In a statement, Keshet pushed back against calling this year’s protest anti-Semitic, saying that anti-Israel protest and anti-Semitism are not always the same thing. It called accusations of anti-Semitism this year “inflammatory and divisive.”

“To be clear, we believe that there is no room for anti-Semitism in the LGBTQ rights movement or in any other liberation movement,” the statement said. “While we believe that criticism of Israel is at times anti-Semitic, we do not believe that it is necessarily anti-Semitic.”

Keshet was part of the conference’s Jewish caucus this year. James Cohen, Keshet’s senior director of development and communications, said that the Task Force is not anti-Semitic.

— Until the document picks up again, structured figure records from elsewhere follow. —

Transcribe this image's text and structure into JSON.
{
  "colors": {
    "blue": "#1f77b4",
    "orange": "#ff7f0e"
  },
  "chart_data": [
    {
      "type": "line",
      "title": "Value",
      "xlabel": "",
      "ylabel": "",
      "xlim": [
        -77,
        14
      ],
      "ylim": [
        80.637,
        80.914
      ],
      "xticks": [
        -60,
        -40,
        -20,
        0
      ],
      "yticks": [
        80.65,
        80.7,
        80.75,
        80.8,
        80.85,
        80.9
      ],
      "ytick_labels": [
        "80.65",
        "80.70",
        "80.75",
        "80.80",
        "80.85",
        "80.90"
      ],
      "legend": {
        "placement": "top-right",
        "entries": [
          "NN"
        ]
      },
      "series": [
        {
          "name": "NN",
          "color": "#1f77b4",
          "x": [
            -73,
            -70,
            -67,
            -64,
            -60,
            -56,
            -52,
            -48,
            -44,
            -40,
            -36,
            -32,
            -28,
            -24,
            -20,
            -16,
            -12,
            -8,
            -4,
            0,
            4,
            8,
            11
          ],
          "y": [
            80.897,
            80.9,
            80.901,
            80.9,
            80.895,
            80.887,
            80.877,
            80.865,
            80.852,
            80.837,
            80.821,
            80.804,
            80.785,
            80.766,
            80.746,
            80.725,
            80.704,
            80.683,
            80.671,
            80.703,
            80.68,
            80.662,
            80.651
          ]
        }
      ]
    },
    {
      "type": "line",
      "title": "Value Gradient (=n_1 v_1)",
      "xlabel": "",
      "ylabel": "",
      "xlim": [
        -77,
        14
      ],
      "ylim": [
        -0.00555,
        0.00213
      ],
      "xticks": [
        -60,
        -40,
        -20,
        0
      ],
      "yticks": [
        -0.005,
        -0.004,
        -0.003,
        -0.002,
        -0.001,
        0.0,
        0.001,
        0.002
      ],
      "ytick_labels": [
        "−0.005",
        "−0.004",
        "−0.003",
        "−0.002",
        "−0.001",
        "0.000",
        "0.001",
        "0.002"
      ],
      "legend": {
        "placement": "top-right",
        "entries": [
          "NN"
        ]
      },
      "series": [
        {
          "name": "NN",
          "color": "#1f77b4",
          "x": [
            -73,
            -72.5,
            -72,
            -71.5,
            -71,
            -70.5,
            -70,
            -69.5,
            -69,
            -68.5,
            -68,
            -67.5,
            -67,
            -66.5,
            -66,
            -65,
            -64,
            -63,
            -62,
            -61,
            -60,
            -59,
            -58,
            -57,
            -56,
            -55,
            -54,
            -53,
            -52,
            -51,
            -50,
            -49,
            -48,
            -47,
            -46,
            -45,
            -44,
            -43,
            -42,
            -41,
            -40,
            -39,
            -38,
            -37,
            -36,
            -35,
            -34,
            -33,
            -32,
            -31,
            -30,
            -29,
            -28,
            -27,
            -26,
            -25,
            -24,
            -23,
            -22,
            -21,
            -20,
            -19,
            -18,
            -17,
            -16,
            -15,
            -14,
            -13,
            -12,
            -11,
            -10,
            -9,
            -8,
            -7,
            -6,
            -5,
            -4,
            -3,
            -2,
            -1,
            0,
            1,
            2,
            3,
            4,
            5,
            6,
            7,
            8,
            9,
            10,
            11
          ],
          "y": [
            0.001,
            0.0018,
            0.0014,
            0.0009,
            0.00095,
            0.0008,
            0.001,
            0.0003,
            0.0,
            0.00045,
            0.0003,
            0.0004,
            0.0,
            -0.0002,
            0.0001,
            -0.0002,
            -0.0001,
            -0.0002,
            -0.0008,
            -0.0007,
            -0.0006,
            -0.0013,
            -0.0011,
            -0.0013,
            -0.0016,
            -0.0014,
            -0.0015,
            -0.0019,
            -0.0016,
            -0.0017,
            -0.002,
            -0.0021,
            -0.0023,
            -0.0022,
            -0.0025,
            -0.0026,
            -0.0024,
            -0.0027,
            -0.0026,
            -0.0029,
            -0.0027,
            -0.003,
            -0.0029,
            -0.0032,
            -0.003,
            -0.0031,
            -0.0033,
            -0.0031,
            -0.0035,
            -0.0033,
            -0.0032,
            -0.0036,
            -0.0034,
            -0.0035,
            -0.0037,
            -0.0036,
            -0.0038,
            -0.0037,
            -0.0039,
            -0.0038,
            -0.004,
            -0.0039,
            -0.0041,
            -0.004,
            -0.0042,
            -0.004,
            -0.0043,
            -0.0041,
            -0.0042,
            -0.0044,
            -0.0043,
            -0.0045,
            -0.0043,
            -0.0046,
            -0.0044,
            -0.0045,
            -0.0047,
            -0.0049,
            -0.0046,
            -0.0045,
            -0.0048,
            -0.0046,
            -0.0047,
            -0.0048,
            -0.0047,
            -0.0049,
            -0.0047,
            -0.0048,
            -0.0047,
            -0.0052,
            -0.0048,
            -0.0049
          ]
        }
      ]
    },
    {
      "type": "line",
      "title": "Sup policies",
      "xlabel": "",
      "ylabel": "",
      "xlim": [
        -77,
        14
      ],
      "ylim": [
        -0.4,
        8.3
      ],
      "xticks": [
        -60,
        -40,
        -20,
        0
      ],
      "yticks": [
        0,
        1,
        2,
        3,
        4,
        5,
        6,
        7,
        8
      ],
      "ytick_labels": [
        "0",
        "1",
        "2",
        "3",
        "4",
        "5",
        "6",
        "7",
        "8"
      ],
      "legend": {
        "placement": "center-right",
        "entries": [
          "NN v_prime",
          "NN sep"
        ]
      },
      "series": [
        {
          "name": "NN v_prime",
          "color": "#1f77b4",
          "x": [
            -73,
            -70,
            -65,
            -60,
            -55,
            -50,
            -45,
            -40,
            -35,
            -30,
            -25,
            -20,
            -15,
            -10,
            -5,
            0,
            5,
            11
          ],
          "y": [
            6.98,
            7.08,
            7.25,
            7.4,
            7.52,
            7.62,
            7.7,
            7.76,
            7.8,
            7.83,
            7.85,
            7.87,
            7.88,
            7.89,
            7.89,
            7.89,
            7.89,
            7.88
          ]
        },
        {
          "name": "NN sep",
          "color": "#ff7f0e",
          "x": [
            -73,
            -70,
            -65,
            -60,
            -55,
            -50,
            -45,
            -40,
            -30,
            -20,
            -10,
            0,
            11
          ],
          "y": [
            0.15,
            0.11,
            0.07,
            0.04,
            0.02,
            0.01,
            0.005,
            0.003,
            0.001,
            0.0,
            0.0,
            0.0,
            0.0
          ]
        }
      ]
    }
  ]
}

“We appreciate their statement that anti-Semitism has no place in the LGBTQ rights movement,” said Cohen, who was not at the conference. “Both the LGBTQ movement and the Jewish community are wide enough and strong enough to hold diversity of opinion.”

But Tye Gregory, executive director of A Wider Bridge, wants the Task Force to take a stronger stance against a protest that he says targeted a certain group of conference attendees. He said the Task Force’s staff “either don’t have the core competence to fix this problem or don’t care what we have to say.”

“When you say Israel and Zionism are the problem, you’re directly implicating other attendees at the conference and stirring up hate,” Gregory, who was also not at the conference, told JTA. “I want to make sure those in the Jewish community and those who care about Israel outside the Jewish community have a welcoming space.”

Skora also criticized the Anti-Defamation League, saying it has “committed acts of severe violence against the queer and trans liberation movement.” She also claimed that the ADL spied on gay rights groups in the 1980s.